The Soap Box: Changes afoot at top of Labour, NZ First

Author
Barry Soper,
Publish Date
Tue, 31 Oct 2017, 5:42AM

The rubber's hit the road in the Parliamentary precincts and the stench is overpowering, particularly for those who a fortnight ago were clinging on to hope, and that's not just the politicians.

They're outnumbered by bureaucrats and those who were hired from civvy street.

The Beehive has arguably one of the biggest newsrooms in the country, former journalists all spinning on behalf of their ministers.

National's ministerial press secretaries have been given their marching orders while the new lot shoulder tap others to take their place.

Meanwhile the new Prime Minister's chief of staff, Neale Jones, who took the role under Andrew Little, plans to leave his current job but says he is still considering a new post in the administration.

Also, Winston Peters' chief of staff David Broome has moved on.

Peters has now moved into the Deputy Prime Minister's suite on the seventh floor of the Beehive.

The cleaners, after the rip roaring dance party thrown by the Westie Paula Bennett on the night Peters turned his back on the Nats, must have worked overtime to get it back in shape for his occupation. 

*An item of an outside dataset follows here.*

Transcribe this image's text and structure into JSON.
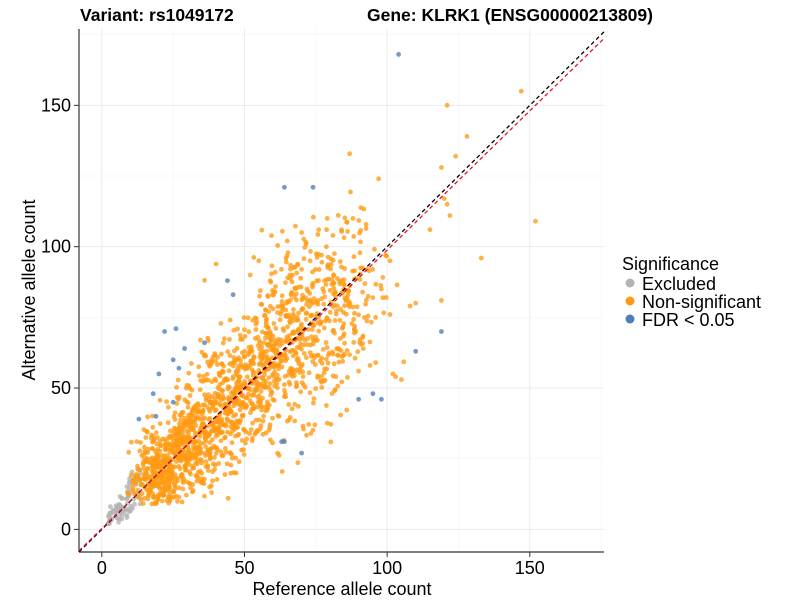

Today amid the chaos Labour MPs will meet for the first time in National's old caucus room before Ardern's new Cabinet meets formally on the Beehive's tenth floor for their first down-to-business meeting, and there's plenty of that confronting her Government as the requests to make good on the promises made over the past few months flood in.

The Nats seem to have given their MPs another week off, or maybe it's too raw to be meeting in the Labour caucus room that they haven't seen for almost a decade.

Other than Bennett's office, the unsafety of the Beehive referred to by Peters has nothing to do with sudden changes of fortune for those who occupy it.

More than 30 years ago Legionnaires' disease lurked in the water tank in the bowels of the building.

When David Lange occupied the ninth floor he thought he may have contracted it but as usual made light of the disease actually being in the building saying, that apart from a few of his caucus wets, he presumed that few would spend much time in the water tank in the basement.

Risk factors include being over 50 and being a smoker - so clearly Peters has moved in at his own peril.